Die CDU hat ähnlich wie die SPD erhebliche Stimmen eingebüßt und liegt unter der 20 Prozent-Marke, sie erreichte 18,2 Prozent (2014 24,8 Prozent). Auch wenn sie zu den Bürgerschaftswahlen 2020 voraussichtlich mit Markus Weinberg antreten wird, der eher zu den liberalen Kräften in der CDU gehört, dürfte ihr eine Trendwende nur schwer fallen, denn gegen eine grüne Bürgermeisterkandidatin zu polemisieren, wird in Hamburg keinen mehr erschrecken. Die von der CDU identifizierten Themen innere Sicherheit, Schule und Verkehr werden im Senat von der SPD geführt. Bei der inneren Sicherheit lässt die SPD nichts anbrennen. Für 2019 werden die Haushaltsausgaben für Schule und Verkehr im Hamburger Doppelhaushalt 2019/2020 um sieben Prozent massiv erhöht. Der bürgerlichen Opposition will die SPD die Basis für Ihre Wahlkampfstrategie entziehen und den Grünen hat es, wie die Ergebnisse zu den Bezirkswahlen zeigen, nicht geschadet. Auch werden die üblichen CDU/FDP-Standards von Filz&Co. bei den Grünen nicht greifen, dafür waren sie bisher eine 15-Prozent-Partei.

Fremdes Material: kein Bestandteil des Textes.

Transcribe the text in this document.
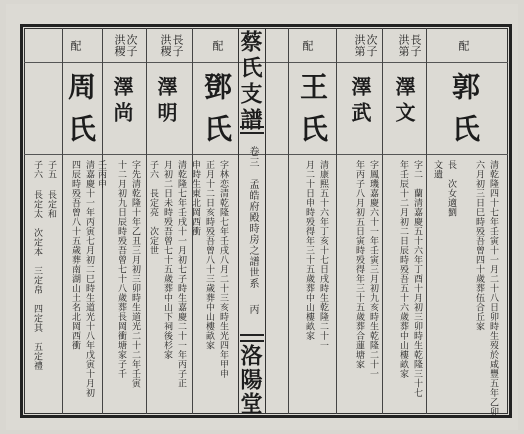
蔡氏支譜
卷三　孟皓府殿時房之譜世系
丙
洛陽堂
配
洪第 長子
洪第 次子
配
郭氏
澤文
澤武
王氏
清乾隆四十七年壬寅十一月二十八日卯時生歿於咸豐五年乙卯
六月初三日巳時殁吾曾四十歲葬伍合丘家
字二　蘭清嘉慶五十六年丁酉十月初三卯時生乾隆三十七
年壬辰十二月初二日辰時殁吾五十六歲葬中山樓畝家
字鳳璣嘉慶六十一年壬寅三月初九亥時生乾隆二十一
年丙子八月初五日寅時殁得年三十五歲葬合蓮塘家
清康熙五十六年丁亥十七日戌時生乾隆二十一
月二十日申時殁得年三十五歲葬中山樓畝家	長　次女適劉
文遺
配
洪稷 長子
洪稷 次子
配
鄧氏
澤明
澤尚
周氏
字林恋清乾隆七年壬戌八月二十三亥時生光四年甲申
正月十二日亥時殁吾曾八十三歲葬中山樓畝家
清乾隆七年壬戌十一月初七子時生嘉慶二十一年丙子正
月初二日未時殁吾曾七十五歲葬中山下祠後杉家
字先清乾隆十年乙丑三月初三卯時生道光二十二年壬寅
十二月初九日辰時殁吾曾七十八歲葬長岡衝塘家子千
清嘉慶十一年丙寅七月初二巳時生道光十八年戊寅十月初
四辰時殁吾曾八十五歲葬南湖山土名北岡西衝 壬丙申	申時生東北岡西衝
子六　長定亮　次定世
子五
長定和
子六
長定太　次定本　三定帛　四定其　五定禮
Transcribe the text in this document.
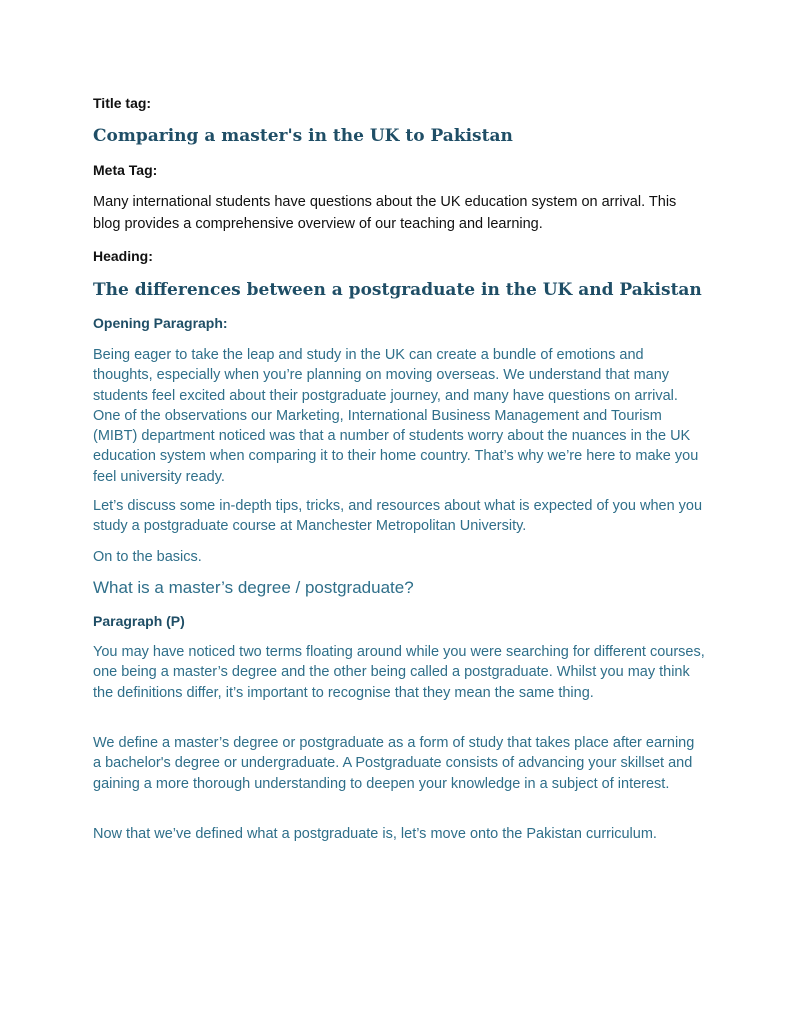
Title tag:
Comparing a master's in the UK to Pakistan
Meta Tag:
Many international students have questions about the UK education system on arrival. This blog provides a comprehensive overview of our teaching and learning.
Heading:
The differences between a postgraduate in the UK and Pakistan
Opening Paragraph:
Being eager to take the leap and study in the UK can create a bundle of emotions and thoughts, especially when you’re planning on moving overseas. We understand that many students feel excited about their postgraduate journey, and many have questions on arrival. One of the observations our Marketing, International Business Management and Tourism (MIBT) department noticed was that a number of students worry about the nuances in the UK education system when comparing it to their home country. That’s why we’re here to make you feel university ready.
Let’s discuss some in-depth tips, tricks, and resources about what is expected of you when you study a postgraduate course at Manchester Metropolitan University.
On to the basics.
What is a master’s degree / postgraduate?
Paragraph (P)
You may have noticed two terms floating around while you were searching for different courses, one being a master’s degree and the other being called a postgraduate. Whilst you may think the definitions differ, it’s important to recognise that they mean the same thing.
We define a master’s degree or postgraduate as a form of study that takes place after earning a bachelor's degree or undergraduate. A Postgraduate consists of advancing your skillset and gaining a more thorough understanding to deepen your knowledge in a subject of interest.
Now that we’ve defined what a postgraduate is, let’s move onto the Pakistan curriculum.
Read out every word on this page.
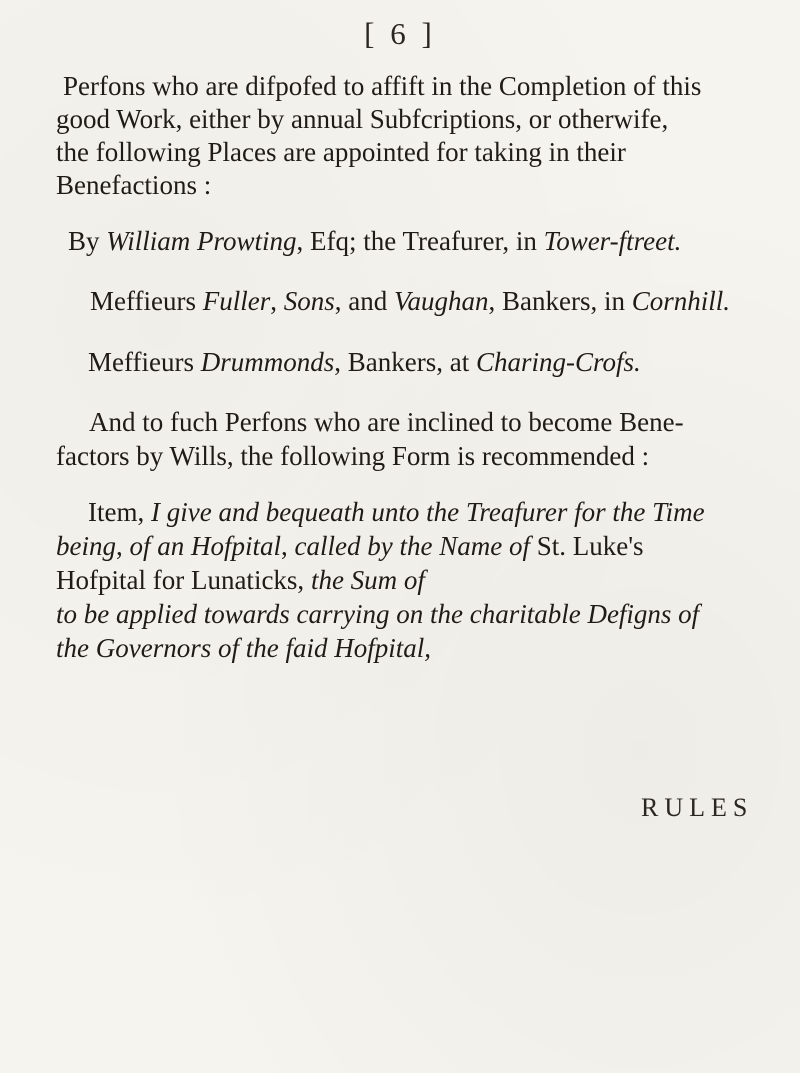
[ 6 ]
Perfons who are difpofed to affift in the Completion of this
good Work, either by annual Subfcriptions, or otherwife,
the following Places are appointed for taking in their
Benefactions :
By William Prowting, Efq; the Treafurer, in Tower-ftreet.
Meffieurs Fuller, Sons, and Vaughan, Bankers, in Cornhill.
Meffieurs Drummonds, Bankers, at Charing-Crofs.
And to fuch Perfons who are inclined to become Bene-
factors by Wills, the following Form is recommended :
Item, I give and bequeath unto the Treafurer for the Time
being, of an Hofpital, called by the Name of St. Luke's
Hofpital for Lunaticks, the Sum of
to be applied towards carrying on the charitable Defigns of
the Governors of the faid Hofpital,
RULES
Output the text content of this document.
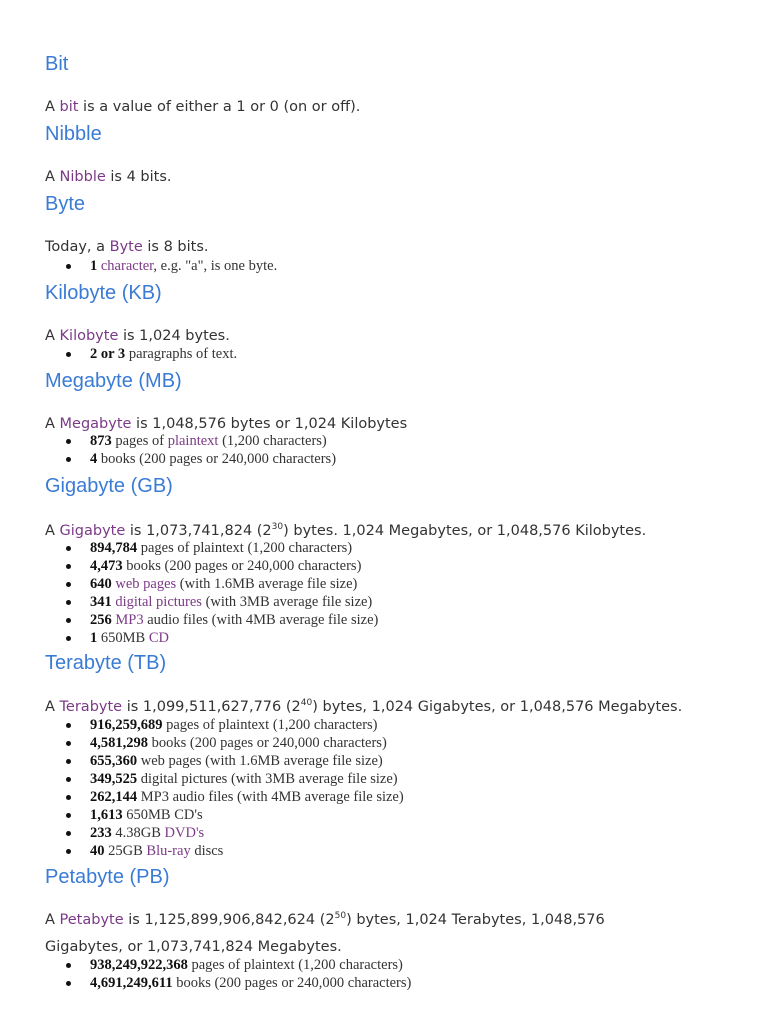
Bit

A bit is a value of either a 1 or 0 (on or off).

Nibble

A Nibble is 4 bits.

Byte

Today, a Byte is 8 bits.

1 character, e.g. "a", is one byte.
Kilobyte (KB)

A Kilobyte is 1,024 bytes.

2 or 3 paragraphs of text.
Megabyte (MB)

A Megabyte is 1,048,576 bytes or 1,024 Kilobytes

873 pages of plaintext (1,200 characters)
4 books (200 pages or 240,000 characters)
Gigabyte (GB)

A Gigabyte is 1,073,741,824 $(2^{30})$ bytes. 1,024 Megabytes, or 1,048,576 Kilobytes.

894,784 pages of plaintext (1,200 characters)
4,473 books (200 pages or 240,000 characters)
640 web pages (with 1.6MB average file size)
341 digital pictures (with 3MB average file size)
256 MP3 audio files (with 4MB average file size)
1 650MB CD
Terabyte (TB)

A Terabyte is 1,099,511,627,776 $(2^{40})$ bytes, 1,024 Gigabytes, or 1,048,576 Megabytes.

916,259,689 pages of plaintext (1,200 characters)
4,581,298 books (200 pages or 240,000 characters)
655,360 web pages (with 1.6MB average file size)
349,525 digital pictures (with 3MB average file size)
262,144 MP3 audio files (with 4MB average file size)
1,613 650MB CD's
233 4.38GB DVD's
40 25GB Blu-ray discs
Petabyte (PB)

A Petabyte is 1,125,899,906,842,624 $(2^{50})$ bytes, 1,024 Terabytes, 1,048,576

Gigabytes, or 1,073,741,824 Megabytes.

938,249,922,368 pages of plaintext (1,200 characters)
4,691,249,611 books (200 pages or 240,000 characters)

Die Mehrheiten in vier Bezirken werden die Grünen für ihre Strategie bis zu den Bürgerschaftswahlen in Hamburg mobilisieren. In Hamburg-Nord ist die Stellung der Bezirksamtsleitung vakant. Kostenlose Einlasskarten zu einem Stones-Konzert 2017 für Amtsleiter und kommunale Politiker hat die SPD-Verantwortlichen aus dem Amt getrieben. Auch wenn am Ende der Senat über die Bezirksamtsleiter entscheidet, die SPD wird sich hier nicht in den Konflikt mit den Grünen bewegen in der Bezirksversammlung. In Hamburg-Altona steht ebenfalls eine Neubesetzung an. In den beiden anderen Bezirken, wo die Grünen die stärkste Fraktion sind, gibt es sozialdemokratische Amtsleiter, über deren Fortführung frühestens in zwei Jahren entschieden werden dürfte. Vorher sind die Bürgerschaftswahlen und von dort aus werden dann die Messen für diese Funktionen gesungen.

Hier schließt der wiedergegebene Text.